A quick word on Klein
by Kagro X
Thu Jun 07, 2007 at 10:27:45 AM PDT
Joe Klein has -- surprise! -- more complaints about bloggers.
This time, he's upset because people took him to task over the Jane Harman quote/vote reversal on the Iraq supplemental. He makes a somewhat compelling case regarding standard journalistic practices and why they led him to write his story as though the deal were done. I get it. Makes a certain amount of sense to me. So, fine.
Here's where we part ways:
[T]he smart stuff is being drowned out by a fierce, bullying, often witless tone of intolerance that has overtaken the left-wing sector of the blogosphere. Anyone who doesn't move in lockstep with the most extreme voices is savaged and ridiculed—especially people like me who often agree with the liberal position but sometimes disagree and are therefore considered traitorously unreliable.
Do I disagree that sometimes the smart stuff is drowned out? No. Do I disagree that the tone can sometimes be fierce, bullying, or often witless? Mmmm, no. How about that often, anyone who doesn't move in lockstep is savaged and ridiculed? Hmm, no, not with that, either.
My difference with Klein here is this: blogging hasn't changed things here. Some portion of your readership always thought these horrible things about you (though admittedly, there are probably plenty of people who have recently come to that). All blogs have done is allowed them to say it, and for you to hear it.
Taking the blogs out of the equation for a moment, I would be willing to give him credit for the insight that sometimes "the left" can agree with you, but sometimes it doesn't, and that sometimes that disagreement is polite and sometimes it isn't.
Except that it's not actually an insight.
Not to bloggers, and really, not to anybody at all. But especially not to bloggers. I think it took me all of about ten seconds to find out that in any medium where people can talk back to you on at least an almost-equal level (accounting for the differences, if any, between a top-level post and the comments to it), some significant portion of that audience will make it a practice to tell you you're an idiot and you suck. The size of that population increases tenfold when you get a platform like Time magazine, or the front page of Daily Kos from which to hold forth.

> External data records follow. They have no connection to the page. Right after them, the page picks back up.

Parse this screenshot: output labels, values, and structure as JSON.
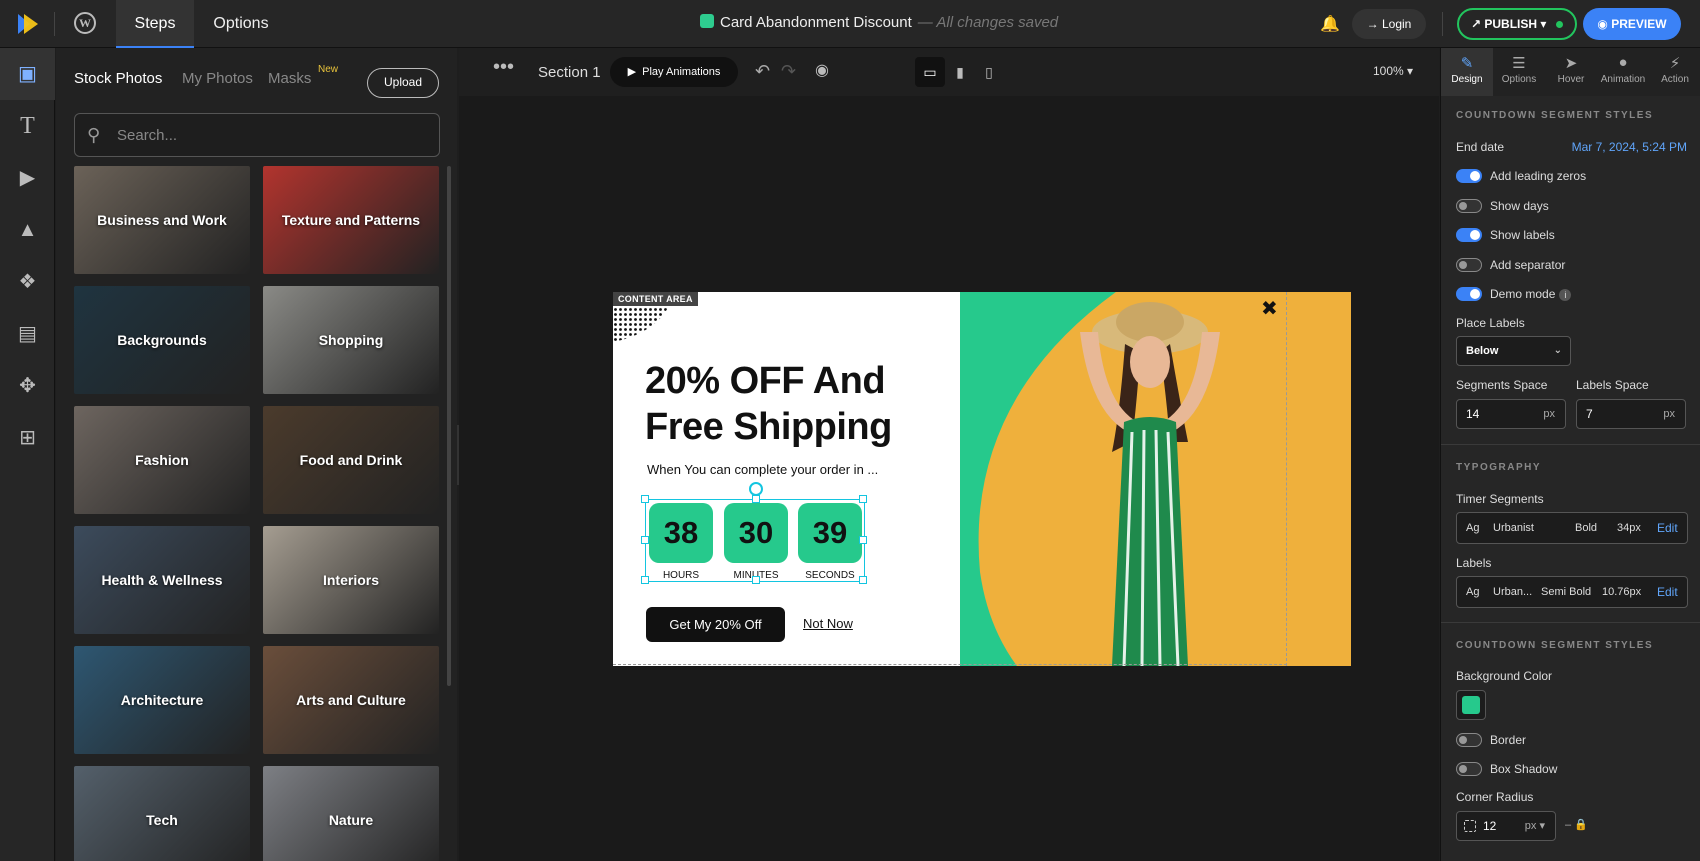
{
  "topbar": {
    "tabs": [
      "Steps",
      "Options"
    ],
    "title": "Card Abandonment Discount",
    "saved_status": "— All changes saved",
    "login_label": "Login",
    "publish_label": "PUBLISH",
    "preview_label": "PREVIEW"
  },
  "left_rail": {
    "icons": [
      "image-icon",
      "text-icon",
      "video-icon",
      "shapes-icon",
      "elements-icon",
      "form-icon",
      "move-icon",
      "add-icon"
    ]
  },
  "photos_panel": {
    "tabs": [
      "Stock Photos",
      "My Photos",
      "Masks"
    ],
    "masks_badge": "New",
    "upload_label": "Upload",
    "search_placeholder": "Search...",
    "categories": [
      {
        "label": "Business and Work",
        "color": "#6b6258"
      },
      {
        "label": "Texture and Patterns",
        "color": "#b2342e"
      },
      {
        "label": "Backgrounds",
        "color": "#1f3440"
      },
      {
        "label": "Shopping",
        "color": "#8a8a86"
      },
      {
        "label": "Fashion",
        "color": "#6d655f"
      },
      {
        "label": "Food and Drink",
        "color": "#4b3b2c"
      },
      {
        "label": "Health & Wellness",
        "color": "#3c4b5c"
      },
      {
        "label": "Interiors",
        "color": "#a59d91"
      },
      {
        "label": "Architecture",
        "color": "#2e5772"
      },
      {
        "label": "Arts and Culture",
        "color": "#6a4e3b"
      },
      {
        "label": "Tech",
        "color": "#54606b"
      },
      {
        "label": "Nature",
        "color": "#7d7f84"
      }
    ]
  },
  "canvas": {
    "section_label": "Section 1",
    "play_label": "Play Animations",
    "zoom": "100%",
    "popup": {
      "content_tag": "CONTENT AREA",
      "headline": "20% OFF And Free Shipping",
      "subline": "When You can complete your order in ...",
      "segments": [
        {
          "value": "38",
          "label": "HOURS"
        },
        {
          "value": "30",
          "label": "MINUTES"
        },
        {
          "value": "39",
          "label": "SECONDS"
        }
      ],
      "cta_label": "Get My  20% Off",
      "not_now_label": "Not Now",
      "accent_color": "#26c98c"
    }
  },
  "right_panel": {
    "tabs": [
      "Design",
      "Options",
      "Hover",
      "Animation",
      "Action"
    ],
    "countdown_title": "COUNTDOWN SEGMENT STYLES",
    "end_date_label": "End date",
    "end_date_value": "Mar 7, 2024, 5:24 PM",
    "toggles": [
      {
        "label": "Add leading zeros",
        "on": true
      },
      {
        "label": "Show days",
        "on": false
      },
      {
        "label": "Show labels",
        "on": true
      },
      {
        "label": "Add separator",
        "on": false
      },
      {
        "label": "Demo mode",
        "on": true
      }
    ],
    "place_labels_label": "Place Labels",
    "place_labels_value": "Below",
    "segments_space_label": "Segments Space",
    "segments_space_value": "14",
    "labels_space_label": "Labels Space",
    "labels_space_value": "7",
    "unit_px": "px",
    "typography_title": "TYPOGRAPHY",
    "timer_segments_label": "Timer Segments",
    "timer_font": {
      "ag": "Ag",
      "family": "Urbanist",
      "weight": "Bold",
      "size": "34px",
      "edit": "Edit"
    },
    "labels_label": "Labels",
    "labels_font": {
      "ag": "Ag",
      "family": "Urban...",
      "weight": "Semi Bold",
      "size": "10.76px",
      "edit": "Edit"
    },
    "style_title": "COUNTDOWN SEGMENT STYLES",
    "background_color_label": "Background Color",
    "border_label": "Border",
    "box_shadow_label": "Box Shadow",
    "corner_radius_label": "Corner Radius",
    "corner_radius_value": "12"
  }
}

Baseless an inappropriate criticism can come from any corner, left, right, or center. Sometimes bloggers -- including Joe -- are wrong about whether or not it actually is baseless or inappropriate. But if you think it is, the right answer is rarely to go out of your way to write about how stupid and ignorant you think the people who wrote it are.
Unless, of course, you plan to write it in the magazine, where there's no two-way communications. And what do you know? That's just what he did.
Which sets up exactly what Joe was looking for: a situation in which you get to say millions of your readers are "witless," and if they dare respond to you, you get to hold up your self-fulfilling prophecy and show everyone the "bile" as proof that you're right.
Witless as I am, I'm happy to oblige, and to take this opportunity to remind him that while I understand the Harman goof (to whomever you'd care to attribute it), I still haven't gotten an adequate explanation of the Obama goof (to whomever you'd care to attribute it).
And what a shocker, by the way, that that story ran in the magazine and not the blog, too.